Whenever we’re in the car together, Isaac and I make a joke of criticising each other’s driving. Each hairpin turn is a chance to prove to the other how careful and skilled we are at navigating these narrow roads. And lately they have been busier than ever. Lockdown rules have eased up and the summer sun arrived this week. Everyone is OUT.
This is something we’d hoped for since moving here. People! Families at the beach! People at the cafe! With COVID restrictions, none of the typical tourists or vacation home owners have been allowed to come to the island (nor can residents leave), so everyone we bump into is a local.
Because the 900 permanent residents on the island are spread far and wide, people are almost always happy to chat or say hello when you bump into them. In fact, most of the time they know someone you know or grew up here with Isaac and his brothers. The place is small enough that once you’ve met someone once, you inevitably see them again – at the tiny post office where we all go to collect our packages, at the cafe, at the only gas station on our side of the island.
Knowing the names of our neighbours and the local shop owners has been enough to help us feel settled here. It’s always been like that for me wherever I have lived – once I know my neighbours and am recognised at my local coffee shop and grocery store, it feels like I really live there. Like I’m part of the place. We’re finally getting that here. It’s so nice.
A rural off-the-grid island like this attracts all kinds of people, but the common thread is that everyone is a bit strange in their own way (including us). After all, living here full time means devising some creative way of generating enough power, water, and waste disposal to survive on your own. The majority of locals aren’t rich, at least in the monetary sense. In fact, some are just getting by. But New Zealand does a fairly good job looking after its population with support and health care for everyone, so it’s possible to live on the island without a huge income. People grow their own food, make do, and help each other out. It’s a world away from the wealthy San Francisco tech scene we came from.
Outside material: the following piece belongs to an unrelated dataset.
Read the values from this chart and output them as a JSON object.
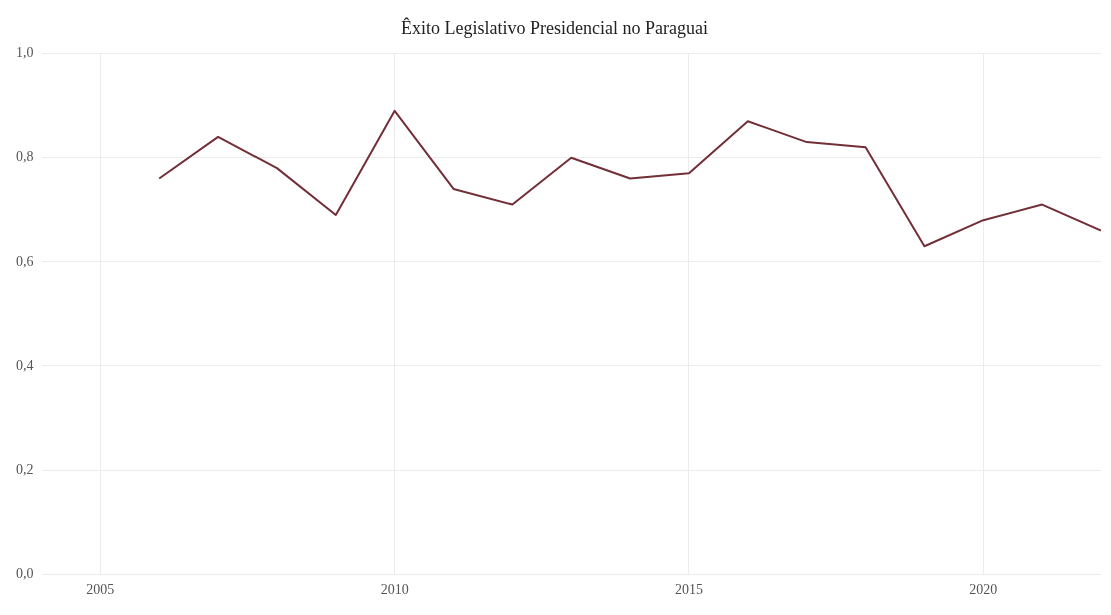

Everyone living here develops an island “look” after a while, it’s a hardy, weathered, relaxed one. A lot of adults and most kids – including ours – go without shoes except in the worst weather. One’s clothes get a bit muddied up and worn out living here after a while, there’s simply no way around it. Few homes have enough power to run a hairdryer, and there aren’t salons on the island. My own hair gets so tangled and messy from the beach and the wind that I wear it up every single day, combing it just twice a week.
Each person we meet has a unique story about how they ended up here. It’s my favourite question to ask when we meet someone new. Plenty of people grew up here and could never find it in their hearts to leave. Others left and came back as soon as they had kids. Some have vacationed here enough times that they finally decided to put down roots. One person arrived on a sailboat, came ashore in his dinghy to find the local real estate agent, bought a house right then and there, and hasn’t left since.
And here we are, characters in our own sense, with our own strange story. It’s taken coming here to make me realise how unconventional Isaac and I are, willing to give up the comforts of city life and the status of careers in order to live simply and cheaply in this odd part of the world. But right now there’s nowhere I’d rather be. Twisting up and down the roads here on our way to one beach or another, I can’t help but feel like I’m on vacation. The air is warm and humid, and we can go everywhere barefoot. Parrots live in our yard. Every beach or trail or creek is uncrowded and free.
While talking to another local the other day, she said people sometimes ask her what she does here on the island. Her reply is always, "What do you mean? I live." Living here, off the grid and with kids, is a full time job. But it opens something in my heart to be here, doing this. It really feels like living.